Am Wochenende hätte ich Dienst gehabt. Und wie sehr vermisse ich einfach dieses alte Leben. Natürlich auch nicht unbedingt diese 12-, oder 13 – Stunden – Tage, aber das Gefühl etwas Nützliches zu tun. Was tut man denn hier schon? Auf Schema – therapeutisch gesprochen, macht mich der innere Kritiker und Forderer fast wahnsinnig. Eigentlich haben schon alle versucht, ihn zu beruhigen. Meine beiden Oberärzte, die mir sagen, dass ich mir Zeit lassen soll und der Job auf ich wartet, die Ärzte, die eine Behandlung hier für nötig erachten, weil ich dem Stationsarzt gestern natürlich sagen musste, dass eine Entlassung hier jetzt nicht bedeuten würde, dass ich das überlebe. Noch weiß ich ja nicht, wohin mit meinem Leben. Aber er dreht trotzdem auf, lässt sich nicht in seine Schranken verweisen und selbst das schon am Morgen begonnene Tavor hilft nicht so richtig dabei.

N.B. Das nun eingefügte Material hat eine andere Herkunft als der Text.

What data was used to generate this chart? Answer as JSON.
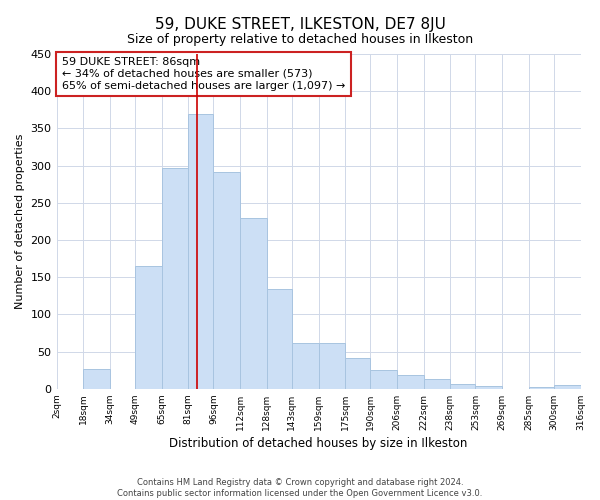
{
  "title": "59, DUKE STREET, ILKESTON, DE7 8JU",
  "subtitle": "Size of property relative to detached houses in Ilkeston",
  "xlabel": "Distribution of detached houses by size in Ilkeston",
  "ylabel": "Number of detached properties",
  "bar_color": "#ccdff5",
  "bar_edge_color": "#a8c4e0",
  "marker_line_color": "#cc0000",
  "marker_value": 86,
  "bins": [
    2,
    18,
    34,
    49,
    65,
    81,
    96,
    112,
    128,
    143,
    159,
    175,
    190,
    206,
    222,
    238,
    253,
    269,
    285,
    300,
    316
  ],
  "counts": [
    0,
    27,
    0,
    165,
    297,
    370,
    291,
    230,
    134,
    61,
    61,
    42,
    25,
    19,
    13,
    6,
    4,
    0,
    3,
    5
  ],
  "tick_labels": [
    "2sqm",
    "18sqm",
    "34sqm",
    "49sqm",
    "65sqm",
    "81sqm",
    "96sqm",
    "112sqm",
    "128sqm",
    "143sqm",
    "159sqm",
    "175sqm",
    "190sqm",
    "206sqm",
    "222sqm",
    "238sqm",
    "253sqm",
    "269sqm",
    "285sqm",
    "300sqm",
    "316sqm"
  ],
  "annotation_title": "59 DUKE STREET: 86sqm",
  "annotation_line1": "← 34% of detached houses are smaller (573)",
  "annotation_line2": "65% of semi-detached houses are larger (1,097) →",
  "ylim": [
    0,
    450
  ],
  "yticks": [
    0,
    50,
    100,
    150,
    200,
    250,
    300,
    350,
    400,
    450
  ],
  "footer_line1": "Contains HM Land Registry data © Crown copyright and database right 2024.",
  "footer_line2": "Contains public sector information licensed under the Open Government Licence v3.0.",
  "background_color": "#ffffff",
  "grid_color": "#d0d8e8"
}
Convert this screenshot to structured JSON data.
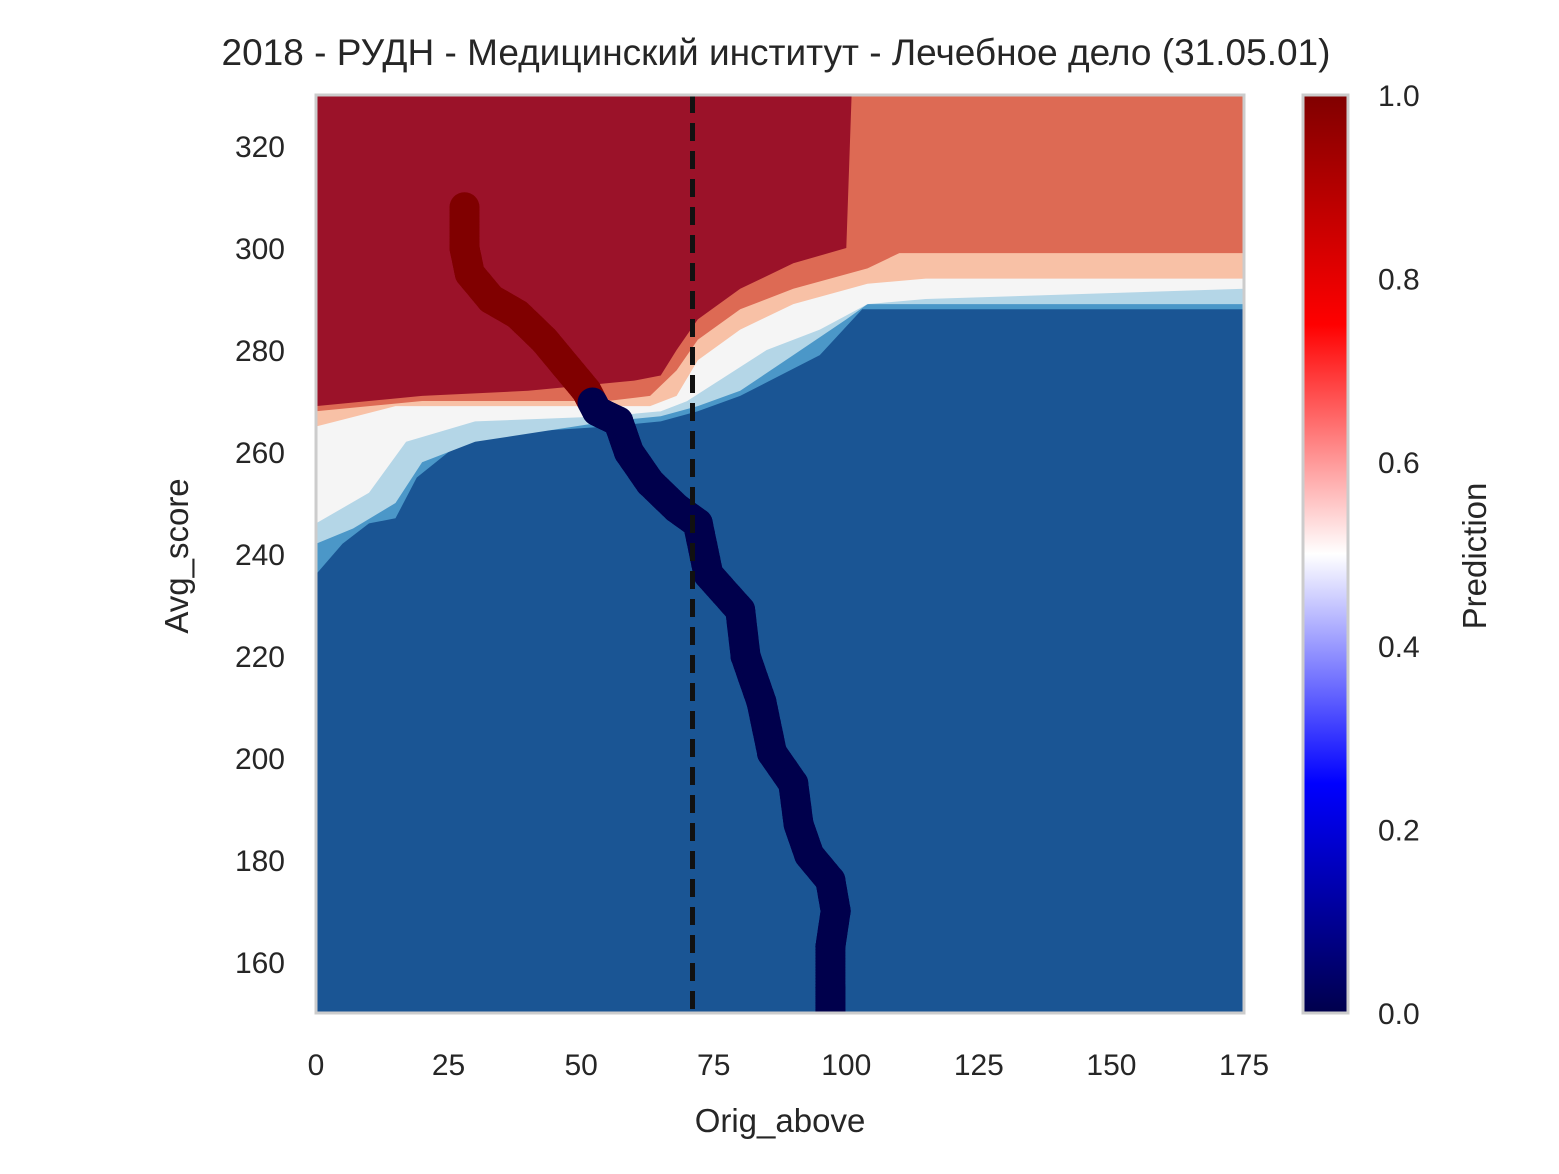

Und irgendwie… - ja, irgendwie vermisse ich auch mein kleines Kaff. Den Bach vor meinem Wintergarten, die Sonne die morgens manchmal schräg darauf scheint, auch wenn ich mit dem Kaffee immer noch auf dem Boden sitzen muss. Der Freund und ich wollten ja im Herbst mal die Wohnung einrichten, da wollte er vielleicht mal ein paar Tage runter kommen zu mir.
Ich vermisse den morgendlichen Spaziergang den Berg hoch auf der Arbeit, am Wochenende den Gang um die Stadtmauer, der – wenn man ehrlich ist – schon wochenlang nicht mehr stattgefunden hatte, weil ich ja seit Mai gearbeitet hatte wie eine Verrückte inklusive der Wochenenden.

Ich muss das heute noch mal mit denen bereden. Ich kann so nicht hier bleiben. Da hilft ja auch keine Therapie, wenn ich 24 / 7 nur im Kopf habe, ein absolut unproduktiver und wertloser Teil der Gesellschaft zu sein.
Aber wenn ich das jetzt nicht durchziehe und der Herr Kliniktherapeut nach seinem Urlaub mitbekommt, dass ich nicht mehr auf der geschützten Station sitze und auf den Platz warte, wird er mich sicher auch nicht mehr unterstützen. Und ich komme so ganz alleine in der Ferne einfach wirklich nicht zurecht.

So… - jetzt gibt es hier gleich erstmal Kaffee und nebenbei beginnen wir das Hirn mit Tavor zu vernebeln. Ich weiß nicht, wann sie das absetzen wollen, aber gerade wenn es so laut ist, bin ich doch noch dankbar dafür.